Verfahren ziehen sich über Monate, manchmal sogar über Jahre hin. Es gibt Gerichte, die sind dermaßen überlastet, dass gefrustete Richter schon mal die Freude an der Arbeit und auch den Überblick verlieren. Die Streitlust der Deutschen ist nach wie vor groß, die Aktenberge wachsen – und die Belastung nimmt zu.

Autor:

Ulrich Behmann

Ihre Arbeitszeit ist nicht geregelt – Richter müssen selbst dafür sorgen, dass ihr Dezernat, das sie eigenverantwortlich leiten, „nicht absäuft“. Ob ein Richter im Büro oder zu Hause, tagsüber oder nachts arbeitet, ist ihm überlassen.

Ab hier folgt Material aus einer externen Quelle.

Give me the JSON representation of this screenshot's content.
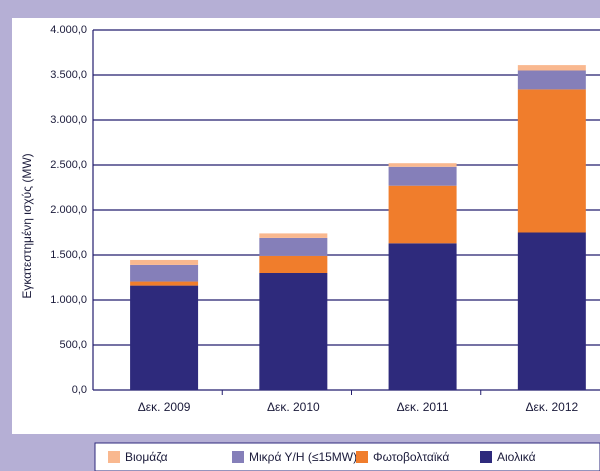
{
  "chart_data": {
    "type": "stacked_bar",
    "y_axis_label": "Εγκατεστημένη ισχύς (MW)",
    "categories": [
      "Δεκ. 2009",
      "Δεκ. 2010",
      "Δεκ. 2011",
      "Δεκ. 2012"
    ],
    "series": [
      {
        "name": "Αιολικά",
        "color": "#2e2a7c",
        "values": [
          1160,
          1300,
          1630,
          1750
        ]
      },
      {
        "name": "Φωτοβολταϊκά",
        "color": "#f07d2c",
        "values": [
          45,
          190,
          640,
          1590
        ]
      },
      {
        "name": "Μικρά Υ/Η (≤15MW)",
        "color": "#857fb9",
        "values": [
          185,
          200,
          210,
          210
        ]
      },
      {
        "name": "Βιομάζα",
        "color": "#f9b88f",
        "values": [
          55,
          50,
          40,
          60
        ]
      }
    ],
    "ylim": [
      0,
      4000
    ],
    "yticks": [
      {
        "value": 0,
        "label": "0,0"
      },
      {
        "value": 500,
        "label": "500,0"
      },
      {
        "value": 1000,
        "label": "1.000,0"
      },
      {
        "value": 1500,
        "label": "1.500,0"
      },
      {
        "value": 2000,
        "label": "2.000,0"
      },
      {
        "value": 2500,
        "label": "2.500,0"
      },
      {
        "value": 3000,
        "label": "3.000,0"
      },
      {
        "value": 3500,
        "label": "3.500,0"
      },
      {
        "value": 4000,
        "label": "4.000,0"
      }
    ],
    "grid": true
  }
}
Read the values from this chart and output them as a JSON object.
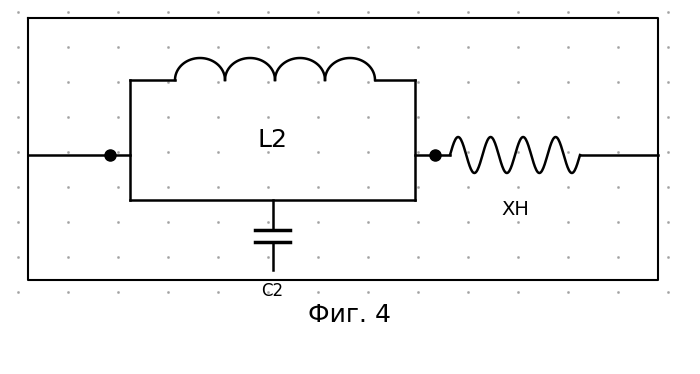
{
  "bg_color": "#efefeb",
  "border_color": "#000000",
  "title": "Фиг. 4",
  "title_fontsize": 18,
  "dot_color": "#999999",
  "line_color": "#000000",
  "lw": 1.8,
  "label_L2": "L2",
  "label_C2": "C2",
  "label_XH": "XH",
  "fig_width": 7.0,
  "fig_height": 3.74,
  "dpi": 100
}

Bei der häufig für Vergleiche herangezogenen Jahresarbeitszeit von Richtern und Gerichten handelt es sich nur um einen statistischen Wert, der zur Ermittlung des Bedarfs an Richtern, Staatsanwälten und Rechtspflegern dient. In dem Personalbedarfsberechnungssystem (Akronym PEBB§Y) ist beispielsweise festgelegt, wie viele Minuten bestimmte Verfahren und Dienstgeschäfte dauern sollten. „Für einen Fall, der vor dem Schöffengericht verhandelt werden muss“, erklärt Dr. Herbert Seutemann, Direktor des Amtsgerichts Hameln, „sind 510 Minuten, für eine Mietsache 180 Minuten angesetzt worden“. „Nach PEBB§Y arbeitet ein Richter in Niedersachsen pro Jahr 101 899 Minuten“, sagt der Richter am Landgericht Hildesheim, Uwe Fischer. Wie gesagt: Diese Jahresarbeitszeit ist kein Muss – sie kann unter- oder überschritten werden. Kritiker aus berufsständischen Vertretungen halten die Zeitansätze für unseriös: Sie verweisen darauf, dass Richter und Staatsanwälte längst gezwungen sind, zwischen 60 und 100 Wochenarbeitsstunden zu leisten, um die ihnen übertragenen Aufgaben erfüllen zu können. Auch erkläre sich „der hohe Bearbeitungsrückstand in der Justiz und die oft ein Ärgernis darstellenden langen Verfahrenslaufzeiten aus der Zuteilung der Arbeit aufgrund der unrealistischen Zeitansätze“, heißt es bei Wikipedia.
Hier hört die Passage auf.